Album review: Death - Human (Roadrunner Records, 1991)
Tech/prog death metal
Ask any metalhead what their favourite DEATH album is and the answer will always vary. This legendary band who, along with the likes of Possessed and early Sepultura, were responsible for the birth of extreme metal during the 1980s. Over a career that lasted nearly 20 years (from the formation of Mantas in 1983), Death was a band that progressed musically with every album, refusing to rest on their laurels and produce the same record twice, thanks in part to frontman Chuck Schuldiner's constant revolving door of lineups that took in some stellar musicians over its existence. Through the primitive and thrashy "Scream Bloody Gore" to something approaching a more technical take on classic Heavy Metal on their final album before Schuldiner's untimely death in 2001 of brain stem cancer, the discography of Death is an enduring statement to evolution and the dismantling of boundaries within extreme music.
"Human" is the band's finest achievement in my opinion, a crushing slab of cerebral death metal boasting astonishing instrumental and songwriting prowess, and thought provoking, introspective lyrics. "Individual Thought Patterns" is constantly vying with this one for the top spot in my mind, though this is the one I have chosen to write this review on. This is the first album, I feel, where Chuck had surrounded himself with musicians capable of matching him and making his vision possible. I won't give in to the Dimebag-esque fellating he (like all deceased "metal legends") has been subject to since his unfortunate death, but the guy was a genius and that much is certain. By this time, Death had already made significant advancements with the transitional album "Spiritual Healing" of the previous year, the zombie holocaust lyrics of the first two records replaced with a more thoughtful social and religious commentary, and a marked advancement in composition and structure (which was of course largely rejected at first, by the backwards purists of the day). Floridian metal legend James Murphy joined Schuldiner on lead guitar for that album, the first time he would work with someone who's skill was a good match for his own. On "Human", the lineup is completely changed again with the welcome addition of half of the band Cynic (who at the time were still unsigned and yet to release their first album), namely guitarist Paul Masvidal and drummer Sean Reinert, and bass virtuoso Steve DiGiorgio borrowed from Sadus and who had also done session work with Autopsy.
This lineup wastes no time in going straight for the neck with some absolutely massive riffs and drumming. Reinert's propulsive double bass pedaling and inventive fills provide the groundwork for Schuldiner and Masvidal's excellent riffing and soloing, Masvidal's flowing, jazz inspired leads providing a great contrast to Schuldiner's own playing. Bassist DiGiorgio has been the cause of a little controversy on this album, being criminally mixed out and rendered mostly inaudible, although there are some parts when he can be heard if you pay attention (more on this later). Scott Burns gives another one of his signature production jobs, perhaps a little boxy sounding on the original release but with atmosphere of its own and fitting to the music. The lyrics (along with "Thought Patterns") are some of the greatest I've ever read on a death metal album, offering introspection at a time where a lot of bands were still clinging to outdated B-movie cliches (as fun as those can be, admittedly). To finish, I can only say that this album is a must for any metal fan or any music fan in general, to be honest. Get it and hear for yourself.

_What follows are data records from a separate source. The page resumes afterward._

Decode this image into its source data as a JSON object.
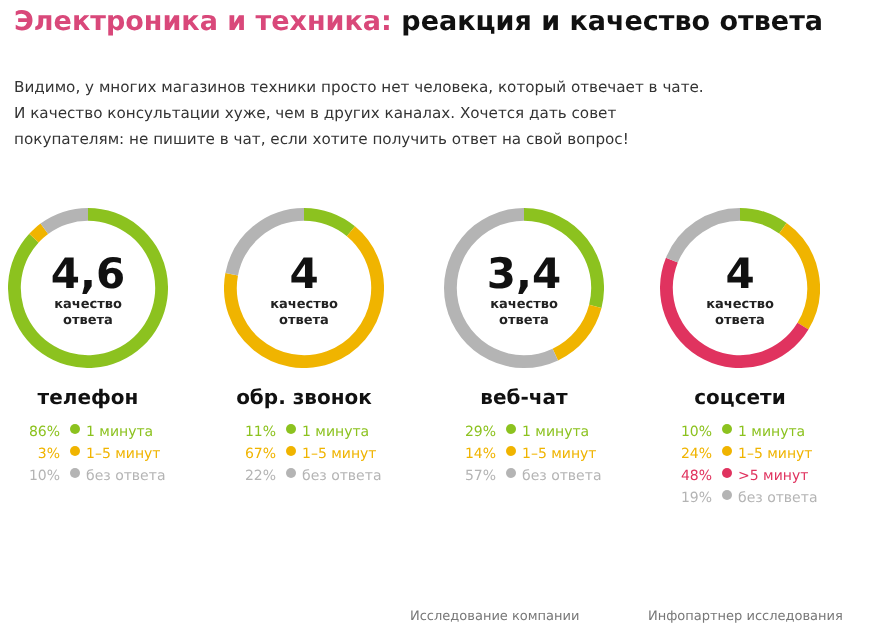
{
  "chart_data": [
    {
      "type": "other",
      "title": "Электроника и техника: реакция и качество ответа",
      "subtitle": "Видимо, у многих магазинов техники просто нет человека, который отвечает в чате.\nИ качество консультации хуже, чем в других каналах. Хочется дать совет\nпокупателям: не пишите в чат, если хотите получить ответ на свой вопрос!",
      "annotations": [
        "Исследование компании",
        "Инфопартнер исследования"
      ]
    },
    {
      "type": "donut",
      "title": "телефон",
      "annotations": [
        "4,6",
        "качество ответа"
      ],
      "categories": [
        "1 минута",
        "1–5 минут",
        "без ответа"
      ],
      "values": [
        86,
        3,
        10
      ],
      "value_labels": [
        "86%",
        "3%",
        "10%"
      ],
      "colors": [
        "#8cc21f",
        "#f0b400",
        "#b4b4b4"
      ],
      "legend": "bottom"
    },
    {
      "type": "donut",
      "title": "обр. звонок",
      "annotations": [
        "4",
        "качество ответа"
      ],
      "categories": [
        "1 минута",
        "1–5 минут",
        "без ответа"
      ],
      "values": [
        11,
        67,
        22
      ],
      "value_labels": [
        "11%",
        "67%",
        "22%"
      ],
      "colors": [
        "#8cc21f",
        "#f0b400",
        "#b4b4b4"
      ],
      "legend": "bottom"
    },
    {
      "type": "donut",
      "title": "веб-чат",
      "annotations": [
        "3,4",
        "качество ответа"
      ],
      "categories": [
        "1 минута",
        "1–5 минут",
        "без ответа"
      ],
      "values": [
        29,
        14,
        57
      ],
      "value_labels": [
        "29%",
        "14%",
        "57%"
      ],
      "colors": [
        "#8cc21f",
        "#f0b400",
        "#b4b4b4"
      ],
      "legend": "bottom"
    },
    {
      "type": "donut",
      "title": "соцсети",
      "annotations": [
        "4",
        "качество ответа"
      ],
      "categories": [
        "1 минута",
        "1–5 минут",
        ">5 минут",
        "без ответа"
      ],
      "values": [
        10,
        24,
        48,
        19
      ],
      "value_labels": [
        "10%",
        "24%",
        "48%",
        "19%"
      ],
      "colors": [
        "#8cc21f",
        "#f0b400",
        "#e0335f",
        "#b4b4b4"
      ],
      "legend": "bottom"
    }
  ]
}
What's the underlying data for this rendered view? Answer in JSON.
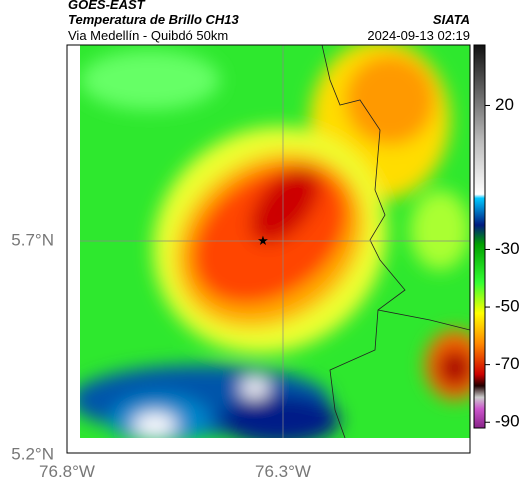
{
  "header": {
    "source": "GOES-EAST",
    "title": "Temperatura de Brillo CH13",
    "subtitle": "Via Medellín - Quibdó 50km",
    "agency": "SIATA",
    "timestamp": "2024-09-13 02:19"
  },
  "map": {
    "lat_labels": [
      "5.7°N",
      "5.2°N"
    ],
    "lon_labels": [
      "76.8°W",
      "76.3°W"
    ]
  },
  "colorbar": {
    "range": [
      -92,
      41
    ],
    "ticks": [
      20,
      -30,
      -50,
      -70,
      -90
    ]
  }
}
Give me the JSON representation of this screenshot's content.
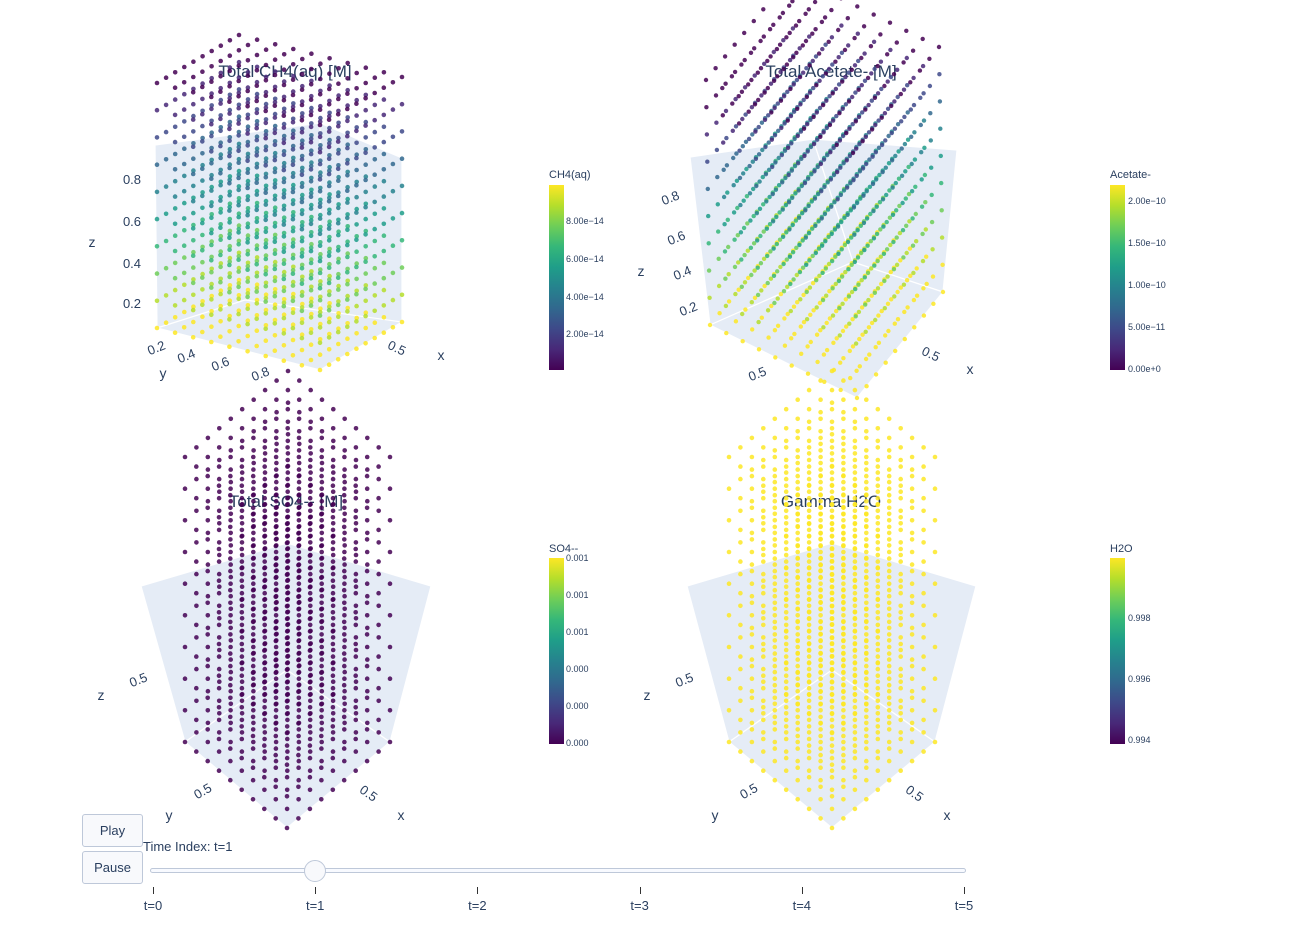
{
  "chart_data": [
    {
      "type": "scatter3d",
      "title": "Total CH4(aq) [M]",
      "axes": {
        "x": "x",
        "y": "y",
        "z": "z"
      },
      "ticks": {
        "z": [
          "0.2",
          "0.4",
          "0.6",
          "0.8"
        ],
        "y": [
          "0.2",
          "0.4",
          "0.6",
          "0.8"
        ],
        "x": [
          "0.5"
        ]
      },
      "colorbar": {
        "title": "CH4(aq)",
        "ticks": [
          "8.00e−14",
          "6.00e−14",
          "4.00e−14",
          "2.00e−14"
        ],
        "range": [
          0,
          9.5e-14
        ]
      },
      "colorscale": "viridis",
      "trend": "value increases as z decreases (high near bottom, low near top)"
    },
    {
      "type": "scatter3d",
      "title": "Total Acetate- [M]",
      "axes": {
        "x": "x",
        "y": "y",
        "z": "z"
      },
      "ticks": {
        "z": [
          "0.2",
          "0.4",
          "0.6",
          "0.8"
        ],
        "y": [
          "0.5"
        ],
        "x": [
          "0.5"
        ]
      },
      "colorbar": {
        "title": "Acetate-",
        "ticks": [
          "2.00e−10",
          "1.50e−10",
          "1.00e−10",
          "5.00e−11",
          "0.00e+0"
        ],
        "range": [
          0,
          2.2e-10
        ]
      },
      "colorscale": "viridis",
      "trend": "value increases as z decreases"
    },
    {
      "type": "scatter3d",
      "title": "Total SO4-- [M]",
      "axes": {
        "x": "x",
        "y": "y",
        "z": "z"
      },
      "ticks": {
        "z": [
          "0.5"
        ],
        "y": [
          "0.5"
        ],
        "x": [
          "0.5"
        ]
      },
      "colorbar": {
        "title": "SO4--",
        "ticks": [
          "0.001",
          "0.001",
          "0.001",
          "0.000",
          "0.000",
          "0.000"
        ],
        "range": [
          0,
          0.001
        ]
      },
      "colorscale": "viridis",
      "trend": "all points at minimum value"
    },
    {
      "type": "scatter3d",
      "title": "Gamma H2O",
      "axes": {
        "x": "x",
        "y": "y",
        "z": "z"
      },
      "ticks": {
        "z": [
          "0.5"
        ],
        "y": [
          "0.5"
        ],
        "x": [
          "0.5"
        ]
      },
      "colorbar": {
        "title": "H2O",
        "ticks": [
          "0.998",
          "0.996",
          "0.994"
        ],
        "range": [
          0.9938,
          0.9999
        ]
      },
      "colorscale": "viridis",
      "trend": "all points at maximum value"
    }
  ],
  "controls": {
    "play_label": "Play",
    "pause_label": "Pause",
    "slider_prefix": "Time Index: t=1",
    "steps": [
      "t=0",
      "t=1",
      "t=2",
      "t=3",
      "t=4",
      "t=5"
    ],
    "active_step": 1
  },
  "colors": {
    "viridis": [
      "#440154",
      "#482878",
      "#3e4989",
      "#31688e",
      "#26828e",
      "#1f9e89",
      "#35b779",
      "#6ece58",
      "#b5de2b",
      "#fde725"
    ],
    "scene_background": "#e5ecf6",
    "text": "#2a3f5f"
  }
}
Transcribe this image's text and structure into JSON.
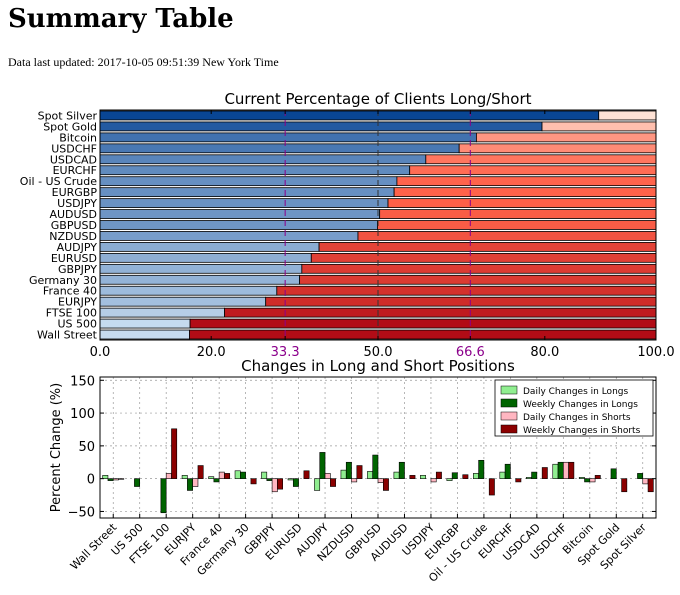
{
  "page": {
    "title": "Summary Table",
    "last_updated": "Data last updated: 2017-10-05 09:51:39 New York Time"
  },
  "chart_data": [
    {
      "type": "bar",
      "orientation": "horizontal-stacked",
      "title": "Current Percentage of Clients Long/Short",
      "categories": [
        "Spot Silver",
        "Spot Gold",
        "Bitcoin",
        "USDCHF",
        "USDCAD",
        "EURCHF",
        "Oil - US Crude",
        "EURGBP",
        "USDJPY",
        "AUDUSD",
        "GBPUSD",
        "NZDUSD",
        "AUDJPY",
        "EURUSD",
        "GBPJPY",
        "Germany 30",
        "France 40",
        "EURJPY",
        "FTSE 100",
        "US 500",
        "Wall Street"
      ],
      "series": [
        {
          "values": [
            89.7,
            79.5,
            67.7,
            64.6,
            58.6,
            55.7,
            53.4,
            52.9,
            51.8,
            50.3,
            49.9,
            46.4,
            39.4,
            38.0,
            36.3,
            35.9,
            31.8,
            29.8,
            22.4,
            16.2,
            16.1
          ]
        },
        {
          "values": [
            10.3,
            20.5,
            32.3,
            35.4,
            41.4,
            44.3,
            46.6,
            47.1,
            48.2,
            49.7,
            50.1,
            53.6,
            60.6,
            62.0,
            63.7,
            64.1,
            68.2,
            70.2,
            77.6,
            83.8,
            83.9
          ]
        }
      ],
      "xlim": [
        0,
        100
      ],
      "xticks": [
        "0.0",
        "20.0",
        "33.3",
        "50.0",
        "66.6",
        "80.0",
        "100.0"
      ],
      "reference_lines": [
        33.3,
        50.0,
        66.6
      ]
    },
    {
      "type": "bar",
      "title": "Changes in Long and Short Positions",
      "ylabel": "Percent Change (%)",
      "ylim": [
        -60,
        155
      ],
      "yticks": [
        "150",
        "100",
        "50",
        "0",
        "−50"
      ],
      "legend": "top-right",
      "categories": [
        "Wall Street",
        "US 500",
        "FTSE 100",
        "EURJPY",
        "France 40",
        "Germany 30",
        "GBPJPY",
        "EURUSD",
        "AUDJPY",
        "NZDUSD",
        "GBPUSD",
        "AUDUSD",
        "USDJPY",
        "EURGBP",
        "Oil - US Crude",
        "EURCHF",
        "USDCAD",
        "USDCHF",
        "Bitcoin",
        "Spot Gold",
        "Spot Silver"
      ],
      "series": [
        {
          "name": "Daily Changes in Longs",
          "color": "#90ee90",
          "values": [
            5,
            0,
            0,
            5,
            3,
            12,
            10,
            -2,
            -18,
            13,
            11,
            10,
            5,
            -3,
            8,
            10,
            2,
            22,
            2,
            0,
            0
          ]
        },
        {
          "name": "Weekly Changes in Longs",
          "color": "#006400",
          "values": [
            -3,
            -12,
            -52,
            -18,
            -5,
            10,
            -3,
            -12,
            40,
            25,
            36,
            25,
            0,
            9,
            28,
            22,
            10,
            25,
            -5,
            15,
            8
          ]
        },
        {
          "name": "Daily Changes in Shorts",
          "color": "#ffb6c1",
          "values": [
            -2,
            0,
            8,
            -12,
            10,
            0,
            -20,
            0,
            8,
            -5,
            -6,
            0,
            -5,
            0,
            0,
            0,
            0,
            25,
            -5,
            0,
            -8
          ]
        },
        {
          "name": "Weekly Changes in Shorts",
          "color": "#8b0000",
          "values": [
            -1,
            0,
            76,
            20,
            8,
            -8,
            -16,
            12,
            -12,
            20,
            -18,
            5,
            10,
            6,
            -25,
            -5,
            17,
            25,
            5,
            -20,
            -20
          ]
        }
      ]
    }
  ]
}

A note on the 2011 remix/remaster: For the 20th anniversary of "Human" Relapse Records released a remixed, and remastered edition available as a two or three disc edition with loads of bonus material including demo and live tracks, and (on the three disc edition) a veritable goldmine for fans in the form of scratch tracks with just drums and bass. The album itself was remixed and remastered and in a totally unprecedented move, not completely ruined by over-compression and loudness like pretty much every new release or remaster of recent years. What is equally impressive is that the bass tracks were raised to a more acceptable volume, still not as audible as some would like (as in "Individual Thought Patterns" audible) but on the whole DiGiorgio's playing is clearer and the scratch tracks of course allow all the details to be heard. The rest of the album, particularly the drums, has a noticeably wider stereo image and less muddy sound than the original release, the vocals are also clearer and the reverb on the solos is more noticeable. I think this newer edition is absolutely worth purchasing and I was genuinely impressed at how much effort seemed to have gone into it compared to so many other similar things these days. It ensures that this influential and groundbreaking record will live on.